Cerita ini memang hanya pengandaian, tentang teramat banyaknya hidup kekinian yang diwarnai oleh kesedihan. Ada saja alasan yang membuat kehidupan tergelincir ke dalam kesedihan. Dari bencana, penyakit, umur tua, kematian. Sehingga jadilah kesedihan semacam hulu dari sungai kehidupan yang penuh dengan stres, keluhan, penyakit dan konflik. Seorang sahabat psikiater pernah bercerita, tidak sedikit rumah sakit jiwa yang mulai kekurangan tempat. Sejumlah rumah sakit jiwa bahkan memulangkan pasien yang belum sepenuhnya sembuh. Semata-mata karena ada pasien parah yang lebih membutuhkan.
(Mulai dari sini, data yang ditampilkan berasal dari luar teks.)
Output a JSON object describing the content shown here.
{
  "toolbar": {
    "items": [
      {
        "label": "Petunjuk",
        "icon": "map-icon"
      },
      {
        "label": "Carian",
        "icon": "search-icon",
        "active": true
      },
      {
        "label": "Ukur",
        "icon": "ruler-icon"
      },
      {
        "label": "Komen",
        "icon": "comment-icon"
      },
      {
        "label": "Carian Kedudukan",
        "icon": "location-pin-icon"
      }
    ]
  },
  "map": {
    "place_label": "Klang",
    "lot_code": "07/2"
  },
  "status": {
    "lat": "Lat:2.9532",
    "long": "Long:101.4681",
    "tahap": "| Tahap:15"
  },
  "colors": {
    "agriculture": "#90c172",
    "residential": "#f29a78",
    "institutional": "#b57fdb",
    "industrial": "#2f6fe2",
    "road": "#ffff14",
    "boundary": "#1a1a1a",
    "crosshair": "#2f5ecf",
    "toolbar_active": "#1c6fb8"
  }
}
Kebanyakan orang membenci kesedihan. Mungkin karena berbicara ke dunia publik, kemudian Dalai Lama kerap mengatakan: ‘ada yang sama di antara kita, tidak mau penderitaan, mau kebahagiaan’. Dan ini tentu saja teramat manusiawi. Sedikit manusia yang berani mengatakan, kalau mau menangis janganlah menangis di depan kematian. Menangislah di depan kelahiran. Sebab semua kelahiran membawa serta penyakit, umur tua, dan akhirnya kematian. Dengan kata lain, kelahiran sekaligus kehidupan tidak bisa menghindar dari kesedihan. Kesedihan selalu ikut serta mengikuti langkah kelahiran. Seberapa kuat pun manusia berusaha, seberapa perkasa pun manusia membentengi diri, tetap kesedihan datang dan datang lagi.

Seperti ayunan bandul, semakin keras serta semakin bernafsu seseorang dengan kebahagiaan, semakin keras juga kesedihan menggoda. Ini yang bisa menjelaskan, kenapa sejumlah penikmat kebahagiaan secara berlebihan, kemudian digoda kesedihan juga berlebihan. Ini juga yang ada di balik data WHO kalau Amerika Serikat (sebagai salah satu tempat terbesar di mana kebahagiaan demikian dikejar dan dicari), menjadi konsumen pil tidur per kapita tertinggi di dunia. Ada peneliti yang membandingkan dua negara yang sama-sama mayoritas beragama Buddha (biar layak dibandingkan), yakni Jepang dan Burma. Berbicara pencapaian materi, Jepang tentu saja sebuah keajaiban dan keunikan. Dan Burma jauh dari layak untuk dibandingkan dengan Jepang secara materi. Namun begitu berbicara fenomena sosial seperti bunuh diri, perceraian, depresi, Jepang juga jauh lebih tinggi dari Burma. Seperti berbisik meyakinkan, di mana kebahagiaan materi berlimpah, di sana kesedihan juga berlimpah.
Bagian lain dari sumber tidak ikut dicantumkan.